Oleh : Dr. Noviardi Ferzi | Pengamat Ekonomi


PROGRAM pemutihan Pajak Kendaraan Bermotor (PKB) Provinsi Jambi  yang menghasilkan cuan Rp 64,1 miliar jangan diartikan semata kabar gembira bagi keuangan daerah. Karena ada uang daerah yang dikorbankan, berupa tunggakan pajak kendaraan bermotor masyarakat yang dihilangkan melalui pemutihan.

Baca Juga: Targetkan Penerimaan PBB 31 Miliar Rupiah, Fasha Serahkan SPPT PBB 2022

Namun jika ditelaah lebih dalam, capaian ini justru memunculkan pertanyaan mendasar, karena pemutihan PKB bukanlah solusi fiskal yang berkelanjutan, karena sekadar solusi instan yang menyimpan bom waktu bagi Pendapatan Asli Daerah (PAD)?.
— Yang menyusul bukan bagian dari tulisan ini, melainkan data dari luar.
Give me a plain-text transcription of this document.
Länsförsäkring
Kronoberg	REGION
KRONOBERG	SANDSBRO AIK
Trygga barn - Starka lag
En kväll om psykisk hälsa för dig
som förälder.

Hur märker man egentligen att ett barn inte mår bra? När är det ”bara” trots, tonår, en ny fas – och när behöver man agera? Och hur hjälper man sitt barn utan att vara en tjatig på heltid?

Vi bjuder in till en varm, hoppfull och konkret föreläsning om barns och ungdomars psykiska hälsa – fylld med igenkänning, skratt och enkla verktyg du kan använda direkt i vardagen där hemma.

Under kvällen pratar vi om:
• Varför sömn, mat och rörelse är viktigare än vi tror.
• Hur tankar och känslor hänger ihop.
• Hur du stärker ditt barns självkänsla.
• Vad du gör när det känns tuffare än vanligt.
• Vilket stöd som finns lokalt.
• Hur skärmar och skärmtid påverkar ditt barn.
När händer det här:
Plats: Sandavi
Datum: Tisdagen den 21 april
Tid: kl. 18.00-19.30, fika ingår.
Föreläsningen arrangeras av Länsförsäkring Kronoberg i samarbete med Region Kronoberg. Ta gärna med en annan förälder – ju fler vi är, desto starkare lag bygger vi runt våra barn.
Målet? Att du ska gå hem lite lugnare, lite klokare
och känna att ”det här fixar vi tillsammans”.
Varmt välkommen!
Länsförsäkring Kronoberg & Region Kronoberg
Secara esensial, pemutihan PKB bukanlah peningkatan penerimaan baru, melainkan pencairan tunggakan lama dengan konsekuensi penghapusan denda dan sanksi administrasi. Dalam skema perpajakan daerah, denda keterlambatan yang besarnya dapat mencapai sekitar 2 persen per bulan merupakan hak fiskal sah pemerintah daerah. 

Baca Juga: Optimalisasi Participate Interest dan PAD, DPRD Provinsi Jambi Bentuk Dua Pansus

Ketika hak tersebut dihapuskan secara kolektif, negara sesungguhnya sedang melepaskan potensi pendapatan yang seharusnya masuk ke kas daerah.
Jika dari total Rp64,1 miliar penerimaan pemutihan terdapat estimasi Rp20 s/d 30 miliar nilai denda dan sanksi yang dihapuskan, maka capaian tersebut tidak lagi bisa dibaca sebagai prestasi murni.

Di sinilah letak persoalannya, penerimaan kas jangka pendek ditukar dengan hilangnya hak fiskal yang bernilai strategis bagi pembiayaan publik. Dana sebesar itu dapat digunakan untuk pembangunan jalan, peningkatan layanan kesehatan, atau pendidikan, sektor yang justru membutuhkan kesinambungan pendanaan.

Baca Juga: Digitalisasi Tanpa Akar, Kritik pada Gubernur Al Haris Justru Menyelamatkan Jambi

Dari sisi regulasi, praktik ini patut diuji secara kritis. Undang-Undang Nomor 17 Tahun 2003 tentang Keuangan Negara menegaskan bahwa seluruh hak dan kewajiban keuangan negara dan daerah harus dikelola secara tertib, taat aturan, efisien, dan bertanggung jawab.

Sementara itu, Undang-Undang Nomor 1 Tahun 2022 tentang Hubungan Keuangan antara Pemerintah Pusat dan Pemerintah Daerah (HKPD) menekankan pentingnya penguatan PAD sebagai fondasi kemandirian fiskal daerah. Pemutihan yang berulang setiap tahun justru berpotensi bertolak belakang dengan semangat tersebut karena melemahkan disiplin dan kepatuhan pajak.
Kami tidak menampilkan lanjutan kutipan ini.